This Could Yet be India’s Worst Economic Crisis

Livemint     31st August 2020     Save    
QEP Pocket Notes

Context:  India is heading towards the worst economic crisis amid COVID 19 Pandemic 

Declining State of Economy:

  • This fiscal year could see the economy contract by  3% to 10%, as current estimates range. 
    • The first quarter might have lost about a fifth comparing to the previous  year.
  • GDP setback worse than the 5.2% lost in 1979-80 due to:
  • The blow dealt by COVID-19 to demand is likely to last long
  • Both annual and quarterly growth had been low.

Measure Taken:

  • Credit Provisioning: India's central bank has eased credit vastly, while the Centre has rolled out a big package aimed at addressing multiple pain points. These have had some effect, clearly, though not nearly enough.
  • Extricating Businesses from curbs: through opening up of the economy from lockdowns, restoring supply chains and restoration of production.
  • However, no real normalcy can be attained without squashing corona risks which will be a long process.
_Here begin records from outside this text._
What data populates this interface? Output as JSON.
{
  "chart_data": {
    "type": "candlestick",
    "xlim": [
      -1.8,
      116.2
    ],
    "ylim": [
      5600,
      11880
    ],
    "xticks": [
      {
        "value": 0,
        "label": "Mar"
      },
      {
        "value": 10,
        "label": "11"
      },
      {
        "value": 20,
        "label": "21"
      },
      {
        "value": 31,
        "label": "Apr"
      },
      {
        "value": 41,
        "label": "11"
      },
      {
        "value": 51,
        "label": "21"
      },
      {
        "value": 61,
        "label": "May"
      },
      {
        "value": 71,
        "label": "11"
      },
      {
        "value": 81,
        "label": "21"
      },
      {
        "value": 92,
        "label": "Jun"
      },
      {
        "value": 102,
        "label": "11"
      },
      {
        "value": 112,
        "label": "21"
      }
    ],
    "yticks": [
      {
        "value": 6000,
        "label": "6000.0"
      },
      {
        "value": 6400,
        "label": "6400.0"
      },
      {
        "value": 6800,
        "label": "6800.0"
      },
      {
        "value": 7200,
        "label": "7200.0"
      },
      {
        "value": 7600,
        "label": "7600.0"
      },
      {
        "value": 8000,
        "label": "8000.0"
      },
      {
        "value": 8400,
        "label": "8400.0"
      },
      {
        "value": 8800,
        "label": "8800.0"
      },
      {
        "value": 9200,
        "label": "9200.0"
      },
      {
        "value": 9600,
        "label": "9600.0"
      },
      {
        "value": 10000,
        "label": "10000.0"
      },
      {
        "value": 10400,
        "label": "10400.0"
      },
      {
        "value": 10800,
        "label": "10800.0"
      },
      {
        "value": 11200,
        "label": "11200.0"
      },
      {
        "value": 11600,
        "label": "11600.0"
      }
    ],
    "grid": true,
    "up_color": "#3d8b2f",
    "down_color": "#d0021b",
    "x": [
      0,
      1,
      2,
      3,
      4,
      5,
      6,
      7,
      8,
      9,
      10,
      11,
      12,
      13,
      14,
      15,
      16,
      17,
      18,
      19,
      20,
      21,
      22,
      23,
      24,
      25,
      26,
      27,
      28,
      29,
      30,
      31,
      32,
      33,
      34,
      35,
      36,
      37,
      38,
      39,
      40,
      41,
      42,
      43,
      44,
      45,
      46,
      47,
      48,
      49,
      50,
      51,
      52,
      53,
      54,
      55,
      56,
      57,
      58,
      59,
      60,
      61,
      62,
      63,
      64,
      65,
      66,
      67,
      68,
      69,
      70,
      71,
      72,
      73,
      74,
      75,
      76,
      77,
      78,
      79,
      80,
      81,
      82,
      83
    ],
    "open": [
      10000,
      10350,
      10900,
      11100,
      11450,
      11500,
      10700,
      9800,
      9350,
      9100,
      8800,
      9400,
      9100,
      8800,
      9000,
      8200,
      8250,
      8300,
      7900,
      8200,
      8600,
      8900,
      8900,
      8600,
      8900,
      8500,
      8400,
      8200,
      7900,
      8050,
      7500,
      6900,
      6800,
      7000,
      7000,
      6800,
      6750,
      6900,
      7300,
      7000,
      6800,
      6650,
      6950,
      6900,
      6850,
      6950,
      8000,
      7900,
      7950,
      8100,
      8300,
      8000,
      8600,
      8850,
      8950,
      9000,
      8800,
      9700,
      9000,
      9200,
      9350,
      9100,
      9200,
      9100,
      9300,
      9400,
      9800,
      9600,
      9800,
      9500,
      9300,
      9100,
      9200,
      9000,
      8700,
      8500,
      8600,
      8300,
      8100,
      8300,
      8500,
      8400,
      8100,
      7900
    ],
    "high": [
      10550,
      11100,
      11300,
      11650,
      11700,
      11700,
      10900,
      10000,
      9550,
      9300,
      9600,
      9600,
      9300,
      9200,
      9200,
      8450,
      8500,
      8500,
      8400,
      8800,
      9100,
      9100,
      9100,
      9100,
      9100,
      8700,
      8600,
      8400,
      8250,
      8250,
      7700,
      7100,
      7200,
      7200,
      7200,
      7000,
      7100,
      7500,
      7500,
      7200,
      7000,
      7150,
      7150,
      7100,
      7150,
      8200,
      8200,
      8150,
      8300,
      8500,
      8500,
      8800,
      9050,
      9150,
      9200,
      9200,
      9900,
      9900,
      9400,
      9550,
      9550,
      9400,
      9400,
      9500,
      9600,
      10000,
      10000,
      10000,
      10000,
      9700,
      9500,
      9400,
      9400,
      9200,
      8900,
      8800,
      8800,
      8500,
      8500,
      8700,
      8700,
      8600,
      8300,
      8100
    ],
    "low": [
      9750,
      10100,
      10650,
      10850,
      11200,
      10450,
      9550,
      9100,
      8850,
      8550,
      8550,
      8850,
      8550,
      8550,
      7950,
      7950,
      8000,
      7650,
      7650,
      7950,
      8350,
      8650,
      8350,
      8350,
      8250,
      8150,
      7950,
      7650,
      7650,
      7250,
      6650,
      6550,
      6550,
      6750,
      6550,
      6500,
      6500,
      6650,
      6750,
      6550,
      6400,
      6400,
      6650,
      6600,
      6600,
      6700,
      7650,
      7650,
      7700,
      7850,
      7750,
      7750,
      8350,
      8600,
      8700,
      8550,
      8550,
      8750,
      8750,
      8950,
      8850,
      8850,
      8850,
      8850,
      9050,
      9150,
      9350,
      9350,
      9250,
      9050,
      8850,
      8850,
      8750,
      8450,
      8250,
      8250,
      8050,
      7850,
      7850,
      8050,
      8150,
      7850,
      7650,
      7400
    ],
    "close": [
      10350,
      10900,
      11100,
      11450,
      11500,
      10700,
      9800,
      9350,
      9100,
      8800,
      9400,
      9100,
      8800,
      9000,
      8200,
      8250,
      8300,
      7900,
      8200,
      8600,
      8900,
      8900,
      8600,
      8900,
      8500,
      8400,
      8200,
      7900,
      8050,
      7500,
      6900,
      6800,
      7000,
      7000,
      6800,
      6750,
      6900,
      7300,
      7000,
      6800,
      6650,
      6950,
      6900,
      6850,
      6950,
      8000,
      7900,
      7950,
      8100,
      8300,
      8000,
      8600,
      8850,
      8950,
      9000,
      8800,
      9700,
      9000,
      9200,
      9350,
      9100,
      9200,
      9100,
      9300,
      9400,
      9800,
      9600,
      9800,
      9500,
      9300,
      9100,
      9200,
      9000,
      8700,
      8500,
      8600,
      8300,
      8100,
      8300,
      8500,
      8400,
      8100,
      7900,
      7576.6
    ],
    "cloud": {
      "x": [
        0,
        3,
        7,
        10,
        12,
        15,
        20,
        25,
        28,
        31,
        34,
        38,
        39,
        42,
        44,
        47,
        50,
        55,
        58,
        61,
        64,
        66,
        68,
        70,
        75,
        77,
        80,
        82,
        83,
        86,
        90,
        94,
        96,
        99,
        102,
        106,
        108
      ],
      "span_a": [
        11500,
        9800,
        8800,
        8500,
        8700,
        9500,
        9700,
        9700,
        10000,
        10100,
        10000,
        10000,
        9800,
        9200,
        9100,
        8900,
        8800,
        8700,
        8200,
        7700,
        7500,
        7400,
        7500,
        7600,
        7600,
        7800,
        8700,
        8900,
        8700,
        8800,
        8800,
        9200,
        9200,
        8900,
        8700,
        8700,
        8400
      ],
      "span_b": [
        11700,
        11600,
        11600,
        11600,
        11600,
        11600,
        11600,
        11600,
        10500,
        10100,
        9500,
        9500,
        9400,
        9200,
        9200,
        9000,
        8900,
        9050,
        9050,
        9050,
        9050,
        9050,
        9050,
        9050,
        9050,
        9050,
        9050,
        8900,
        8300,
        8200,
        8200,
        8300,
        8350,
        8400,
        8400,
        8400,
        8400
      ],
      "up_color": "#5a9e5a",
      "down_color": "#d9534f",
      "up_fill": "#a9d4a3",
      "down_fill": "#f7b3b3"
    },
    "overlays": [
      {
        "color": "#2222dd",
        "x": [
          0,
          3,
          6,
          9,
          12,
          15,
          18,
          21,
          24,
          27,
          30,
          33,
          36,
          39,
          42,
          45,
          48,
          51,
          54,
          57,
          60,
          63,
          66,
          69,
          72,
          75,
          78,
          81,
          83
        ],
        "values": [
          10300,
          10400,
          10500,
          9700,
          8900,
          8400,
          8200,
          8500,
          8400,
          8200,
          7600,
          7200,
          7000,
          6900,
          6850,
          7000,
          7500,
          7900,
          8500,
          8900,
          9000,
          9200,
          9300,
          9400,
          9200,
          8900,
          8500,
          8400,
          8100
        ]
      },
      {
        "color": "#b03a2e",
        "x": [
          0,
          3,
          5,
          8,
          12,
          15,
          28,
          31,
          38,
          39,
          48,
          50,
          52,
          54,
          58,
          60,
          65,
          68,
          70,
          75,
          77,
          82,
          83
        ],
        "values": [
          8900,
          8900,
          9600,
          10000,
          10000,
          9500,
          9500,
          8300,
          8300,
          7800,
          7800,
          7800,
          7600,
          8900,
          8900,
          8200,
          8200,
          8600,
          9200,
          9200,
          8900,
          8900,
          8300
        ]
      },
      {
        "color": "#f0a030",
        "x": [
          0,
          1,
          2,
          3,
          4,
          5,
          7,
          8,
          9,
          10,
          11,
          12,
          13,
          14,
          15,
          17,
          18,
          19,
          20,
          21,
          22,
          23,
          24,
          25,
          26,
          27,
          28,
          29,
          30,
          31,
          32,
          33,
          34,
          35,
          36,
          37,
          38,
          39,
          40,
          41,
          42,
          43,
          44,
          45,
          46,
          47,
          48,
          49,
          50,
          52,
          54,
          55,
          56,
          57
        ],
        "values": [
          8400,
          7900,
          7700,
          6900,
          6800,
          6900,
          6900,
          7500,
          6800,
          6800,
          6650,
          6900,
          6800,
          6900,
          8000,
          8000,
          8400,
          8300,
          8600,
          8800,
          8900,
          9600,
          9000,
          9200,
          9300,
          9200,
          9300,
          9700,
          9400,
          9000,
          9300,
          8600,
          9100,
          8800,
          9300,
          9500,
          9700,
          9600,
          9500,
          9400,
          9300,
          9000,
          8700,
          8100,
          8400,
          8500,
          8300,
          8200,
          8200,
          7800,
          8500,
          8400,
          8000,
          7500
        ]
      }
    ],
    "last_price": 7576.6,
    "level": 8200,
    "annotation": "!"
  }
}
Way Forward: Growth of more than 5% for recovering a GDP loss of 5%, as the base would have shrunk, thus a stimulus shot that would empower people with money and jump-start demand is required.

  • Explore novel ways to fund a big direct dose of stimulus: Pledge shares with the central bank for a mega loan.
  • Reverse a multiple-year downtrend in capital formation: This was the main reason for our pre-COVID growth slump.
  • Enthuse private investment: By decentralizing authority, grant market forces greater leeway, and let the economy allot resources more efficiently.
  • Boost the purchasing power of people.

Conclusion: We need well-focused interventions to avert from the worst fall of the economy since 1947.